Australian unionists are justifiably angry at the death of a worker at the construction site of a desalination plant in South Australia last week. The worker was crushed when a beam slipped from a sling on a crane and crushed him. The soft sling was being used so that the beams would not be scratched according to one report in The Australian newspaper.
It is hard to understand the sacrificing of the safety provided by the standard practice of chains for the aesthetics of the beams.
The media attention on the death is increased due to the incident occurring on a desalination plant site as many oppose the use of desalination plants to ease Australia’s water shortages.
On 17 July 2010 an AAP report included the following quote from the project director of the desalination plant’s operating company, Duncan Whitfield:
“At this time, our main concern is for the welfare of the deceased man’s family and any other personnel involved,” Mr Whitfield said. “This is a horrible tragedy and we will leave no stone unturned in discovering the root cause of the accident to ensure it never occurs again.”
“Root cause” is a phrase that is much bandied around in the aftermath of a workplace incident as it emphasis the importance of the investigation but whose “root cause” will the investigation stop at? In OHS and risk management courses we are encouraged to investigate the “system of work” and to identify “contributory factors” and advised not to look for a root cause.

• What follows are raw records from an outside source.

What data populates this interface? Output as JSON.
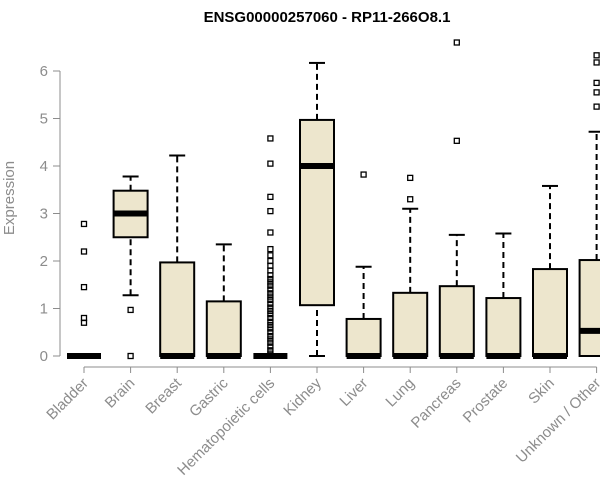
{
  "chart_data": {
    "type": "boxplot",
    "title": "ENSG00000257060 - RP11-266O8.1",
    "xlabel": "",
    "ylabel": "Expression",
    "ylim": [
      0,
      6.4
    ],
    "yticks": [
      0,
      1,
      2,
      3,
      4,
      5,
      6
    ],
    "grid": false,
    "legend": "none",
    "colors": {
      "box_fill": "#ede6cd",
      "box_stroke": "#000000",
      "axis": "#8c8c8c",
      "text": "#8c8c8c",
      "title": "#000000"
    },
    "categories": [
      "Bladder",
      "Brain",
      "Breast",
      "Gastric",
      "Hematopoietic cells",
      "Kidney",
      "Liver",
      "Lung",
      "Pancreas",
      "Prostate",
      "Skin",
      "Unknown / Other"
    ],
    "boxes": [
      {
        "category": "Bladder",
        "min": 0,
        "q1": 0,
        "median": 0,
        "q3": 0,
        "max": 0,
        "outliers": [
          0.7,
          0.8,
          1.45,
          2.2,
          2.78
        ]
      },
      {
        "category": "Brain",
        "min": 1.28,
        "q1": 2.5,
        "median": 3.0,
        "q3": 3.48,
        "max": 3.78,
        "outliers": [
          0,
          0.97
        ]
      },
      {
        "category": "Breast",
        "min": 0,
        "q1": 0,
        "median": 0,
        "q3": 1.97,
        "max": 4.22,
        "outliers": []
      },
      {
        "category": "Gastric",
        "min": 0,
        "q1": 0,
        "median": 0,
        "q3": 1.15,
        "max": 2.35,
        "outliers": []
      },
      {
        "category": "Hematopoietic cells",
        "min": 0,
        "q1": 0,
        "median": 0,
        "q3": 0,
        "max": 0,
        "outliers": [
          0.05,
          0.12,
          0.2,
          0.28,
          0.35,
          0.42,
          0.5,
          0.58,
          0.65,
          0.72,
          0.8,
          0.88,
          0.95,
          1.02,
          1.1,
          1.18,
          1.25,
          1.32,
          1.4,
          1.48,
          1.55,
          1.62,
          1.7,
          1.8,
          1.9,
          2.0,
          2.12,
          2.25,
          2.6,
          3.05,
          3.35,
          4.05,
          4.58
        ]
      },
      {
        "category": "Kidney",
        "min": 0,
        "q1": 1.07,
        "median": 4.0,
        "q3": 4.97,
        "max": 6.17,
        "outliers": []
      },
      {
        "category": "Liver",
        "min": 0,
        "q1": 0,
        "median": 0,
        "q3": 0.78,
        "max": 1.88,
        "outliers": [
          3.82
        ]
      },
      {
        "category": "Lung",
        "min": 0,
        "q1": 0,
        "median": 0,
        "q3": 1.33,
        "max": 3.1,
        "outliers": [
          3.3,
          3.75
        ]
      },
      {
        "category": "Pancreas",
        "min": 0,
        "q1": 0,
        "median": 0,
        "q3": 1.47,
        "max": 2.55,
        "outliers": [
          4.53,
          6.6
        ]
      },
      {
        "category": "Prostate",
        "min": 0,
        "q1": 0,
        "median": 0,
        "q3": 1.22,
        "max": 2.58,
        "outliers": []
      },
      {
        "category": "Skin",
        "min": 0,
        "q1": 0,
        "median": 0,
        "q3": 1.83,
        "max": 3.58,
        "outliers": []
      },
      {
        "category": "Unknown / Other",
        "min": 0,
        "q1": 0,
        "median": 0.53,
        "q3": 2.02,
        "max": 4.72,
        "outliers": [
          5.25,
          5.55,
          5.75,
          6.18,
          6.33
        ]
      }
    ]
  }
}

Looking for a root cause can provide too narrow a focus in an investigation.
An investigation is likely to identify an equipment failure or a specific decision that led to the immediate injury but what decisions led to the choice of that particular piece of equipment? If we don’t look at the decisions, the only solution will be to use another or different piece of equipment which will fix the short-term issue but may not lead to prevention of similar occurences.
The project director of the incident above needs to face the prospect that his company’s decisions may have led to the incident as they had control of the workplace and the system of work.
The use of soft slings in the incident above is likely to generate a safety alert by a regulator or the union. But more last changes will come from investigating the decision-making process leading up to the incident.
On 21 July 2010, unions have suggested that painting over any scratches on a beam from chain use is a safer option, thereby eliminating the hazard altogether.